Intellia Therapeutics Forms New Division eXtellia for Joint Programs with Novartis
By Bio-IT World Staff
January 14, 2016 | Intellia Therapeutics, one of three major companies developing drugs based on CRISPR-Cas9 gene editing technology, has announced that its ex vivo programs will now be pursued in a new division of the company called eXtellia Therapeutics. While Intellia’s core in vivo programs seek to deliver CRISPR-Cas9 complexes into patients’ native cells to make DNA changes, ex vivo programs will reengineer patients’ cells in the lab before administering them as therapies.

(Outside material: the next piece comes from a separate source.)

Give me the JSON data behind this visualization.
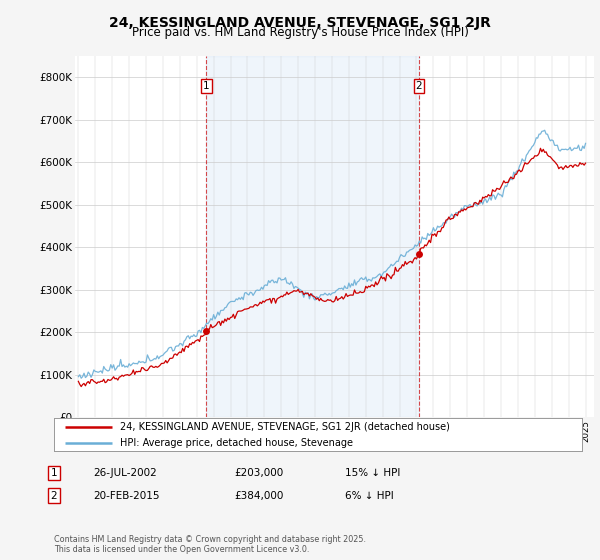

Intellia entered into a partnership with Novartis last January with an ex vivo focus. Novartis has a promising series of cancer immunotherapies in clinical trials, in which patients’ T-cells are extracted, reprogrammed to attack cancer cells, and then used as a drug. While Novartis’ current drug candidates in this field do not use CRISPR-Cas9 to modify the T-cells, the powerful gene editing technique would make it far easier to produce these “CAR-T” therapies quickly and at scale.
The new eXtellia division will assume responsibility for this program, and for another drug development effort with Novartis focused on genetic blood disorders. The main body of Intellia, meanwhile, will continue to pursue in vivo programs―widely considered a greater challenge, because CRISPR-Cas9 complexes must survive the body’s metabolism and immune defenses to reach specific cellular targets intact. Intellia is currently exploring a delivery vehicle for CRISPR-Cas9 based on lipid nanoparticles.